Jim Bennett pointed me to a blog item by Charles Cameron on Zen Pundit about the female musicians now starting a vile two-year sentence in Russia for appearing before the altar of the Cathedral of Christ the Saviour in Moscow and briefly singing “Mother of God, Put Putin Away” before being hustled off and arrested. Mr. Cameron’s piece is one of three he has recently posted on the trial and is extremely informative. It consists of the court statements by the “girls” (women really, and if the statements were genuinely written by them, formidably intelligent ones), with Mr. Cameron’s occasional explanations and commentaries.
This post has changed my mind on the group as it changed Jim Bennett’s. Like him I had naturally felt that the trial was mistaken (and, of course, fixed), the verdict questionable, and the sentence monstrously excessive. But I didn’t expect to feel much sympathy with either the arguments or the tactics of this feminist-rock protest group (if I’ve got the description anything like right). In fact, when Wikipedia tells me that the group’s influences include “punk rock and Oi! bands Angelic Upstarts, Cockney Rejects, Sham 69 and The 4-Skins” and that they “cite American punk rock band Bikini Kill and the Riot grrrl movement of the 1990s as inspirations,” it is more or less listing everything I dislike about modern culture. And when the “girls” themselves say “what we have in common is impudence, politically loaded lyrics, the importance of feminist discourse, and a non-standard female image,” I am still further alienated. The standard female image is good enough for me.
Quite different messages and personalities emerge from their court statements, however. As Cameron points out, these statements reflect some of the most traditional messages of Russian culture and religious discourse together with some more recent dissident ones. Quoting Berdayev, Dostoevsky, and Vladimir Bukovsky, they launch a powerful critique of Putinism, the siloviki security state, the corruption of the Orthodox Church, and the manipulation of religion by the state for the short-term benefit of the regime.

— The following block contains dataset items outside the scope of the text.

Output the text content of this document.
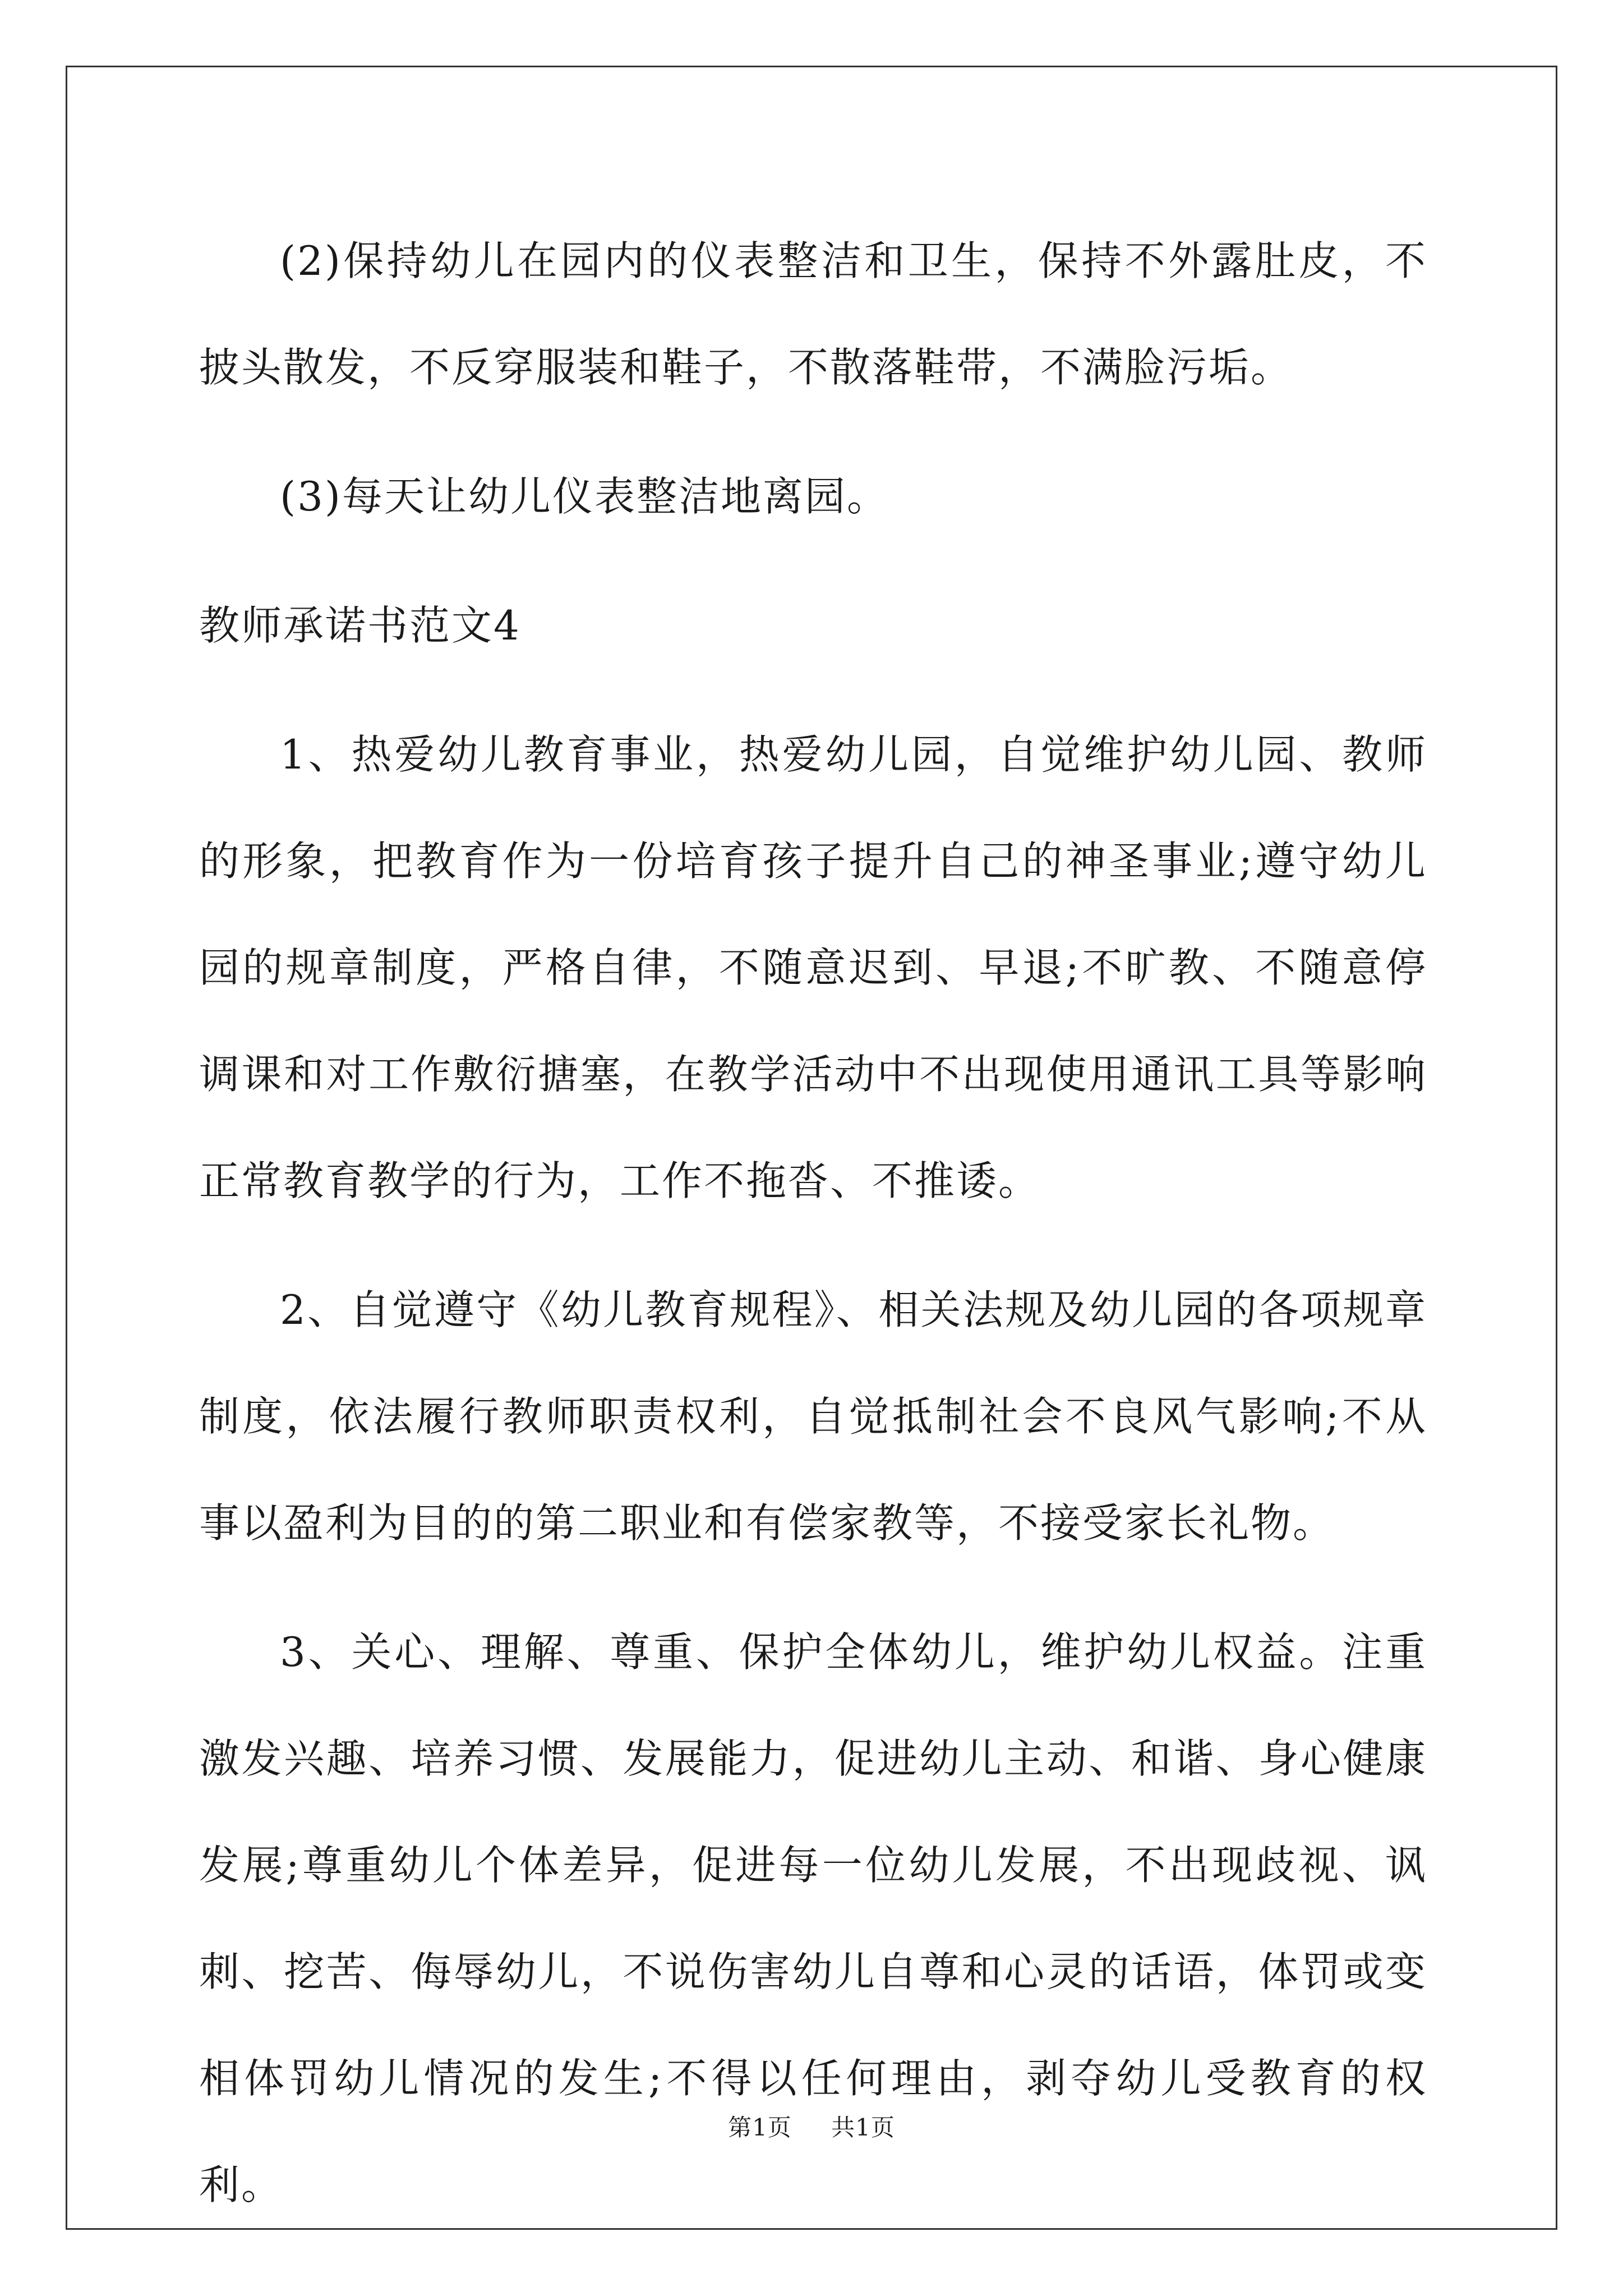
(2)保持幼儿在园内的仪表整洁和卫生，保持不外露肚皮，不披头散发，不反穿服装和鞋子，不散落鞋带，不满脸污垢。

(3)每天让幼儿仪表整洁地离园。

教师承诺书范文4

1、热爱幼儿教育事业，热爱幼儿园，自觉维护幼儿园、教师的形象，把教育作为一份培育孩子提升自己的神圣事业;遵守幼儿园的规章制度，严格自律，不随意迟到、早退;不旷教、不随意停调课和对工作敷衍搪塞，在教学活动中不出现使用通讯工具等影响正常教育教学的行为，工作不拖沓、不推诿。

2、自觉遵守《幼儿教育规程》、相关法规及幼儿园的各项规章制度，依法履行教师职责权利，自觉抵制社会不良风气影响;不从事以盈利为目的的第二职业和有偿家教等，不接受家长礼物。

3、关心、理解、尊重、保护全体幼儿，维护幼儿权益。注重激发兴趣、培养习惯、发展能力，促进幼儿主动、和谐、身心健康发展;尊重幼儿个体差异，促进每一位幼儿发展，不出现歧视、讽刺、挖苦、侮辱幼儿，不说伤害幼儿自尊和心灵的话语，体罚或变相体罚幼儿情况的发生;不得以任何理由，剥夺幼儿受教育的权利。

第1页 共1页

Now, I can see that these statements might have been cleverly composed to win the sympathy of more traditional types who have little time for “Cockney Rejects,” “Sham 69,” or even the ambigously alluring “Bikini Kill” — people like me in fact. But I can’t test their sincerity and, in a sense, it doesn’t matter except to them and to God. They shouldn’t be in prison for a political prank anyway, and their arguments are both true and persuasive even if they should turn out to be worn for the occasion. What they are opposing is the continuing scandal of the manipulation of Orthodoxy by the siloviki — an exploitation that began under the KGB and continues uninterrupted under the FSB.
Russians should be the first to rally to them against this corrupt regime with lingering totalitarian impulses, but Christian leaders worldwide should be their close second. Odd though it sounds, the girls have taken time off from impudence, feminist discourse, and politically loaded lyrics in order to give Christian witness against the corruption of Eastern Orthodox Christianity. They are being martyred for it.
And if they are merely wearing the mask of martyrdom, well, they may be more surprised than the rest of us when they take off the mask.
EDITOR’S NOTE: This post has been updated to reflect a correction in the length of the sentence.